Je finis par me lever. La suis en classe touriste, les firsts étant bondées malgré le peu de fréquentation de ce vol, mais tu sais la vie ? Y a les riches, les pas riches qui font semblant d’être aux as, et ceux qui ont des droits. Alors tout s’agglutine au niveau supérieur, logique. La société de consomption ! L’hôtesse aux seins de pierre qui me faisait du rentre dedans avec son bustier est morose de me voir évacuer. Elle se déplaisait pas à nouer un flirt avec bibi, au fil des kilomètres. Déjà qu’elle m’avait lancé son blaze : Aïcha. Mais elle est déconfite de voir le pouvoir de Marie-Marie l’emporter sur son pouvoir d’Aïcha.

— Alors tu es rentrée pour faire une valise ? je demande, tout benêt, comme le cousin de la campagne avec ses souliers neufs (alors que son cousin de la ville, à présent, il porte des sabots !).

— Et pour prendre du fric et mon passeport.

— Tu avais de l’argent ?

— Des économies assez substantielles, oui, mon cher.

— Et tu t’es fardée ?

— Pour pas que les douaniers regardent de trop près mon passeport, j’ai que seize berges.

— Et pourquoi es-tu venue, péronnelle ?

— Cherche…

— Je chercherai plus tard.

Elle regarde par le hublot. On survole la France, très rapiécée, mais toujours neuve quand il fait soleil.
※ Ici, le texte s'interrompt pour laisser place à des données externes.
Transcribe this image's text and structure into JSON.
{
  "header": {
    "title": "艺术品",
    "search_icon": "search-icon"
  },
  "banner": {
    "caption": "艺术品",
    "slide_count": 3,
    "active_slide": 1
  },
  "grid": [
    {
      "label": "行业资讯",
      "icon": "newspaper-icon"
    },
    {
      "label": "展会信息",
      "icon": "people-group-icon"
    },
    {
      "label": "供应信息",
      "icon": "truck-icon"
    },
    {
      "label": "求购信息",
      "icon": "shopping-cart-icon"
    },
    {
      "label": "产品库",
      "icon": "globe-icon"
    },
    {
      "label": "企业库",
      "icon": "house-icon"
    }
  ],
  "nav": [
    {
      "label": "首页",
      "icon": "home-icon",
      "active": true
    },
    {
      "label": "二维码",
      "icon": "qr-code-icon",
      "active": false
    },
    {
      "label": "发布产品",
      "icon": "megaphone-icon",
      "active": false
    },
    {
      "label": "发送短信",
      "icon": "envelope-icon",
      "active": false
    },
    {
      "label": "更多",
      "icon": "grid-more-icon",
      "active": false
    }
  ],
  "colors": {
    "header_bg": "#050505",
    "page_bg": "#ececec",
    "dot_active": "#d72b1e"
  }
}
Son profil forme médaille contre le vitrage étincelant.

— Ton maquillage m’intimide, je murmure.

— Tant mieux, fait-elle sans se retourner.

* * *

Comme dirait mon pauvre cher Béru : une pluie antidiluvienne noie l’aéroport d’Abidjan lorsque nous nous y posons aux aurores du lendemain. Quand je dis pluie, je reste dans la convention, car il s’agit de trombes d’eau.

Un employé de l’aéroport, vêtu d’un short kaki, d’une chemise blanche à épaulettes et d’une chevelure afro qui fait ressembler sa tronche à un tas de fourrage noir, est là, à l’échelle, armé d’un pébroque d’escouade afin de piloter les passagers jusqu’au bus de piste stationné en bout d’aile. Mais comme il n’a qu’un pépin et qu’il veille d’abord à s’en abriter soi-même, les débarquants préfèrent galoper jusqu’au véhicule. Le temps d’accomplir les huit enjambées indispensables, et nous sommes mouillés jusqu’aux rognons, avec la raie médiane qui cataracte comme une gargouille.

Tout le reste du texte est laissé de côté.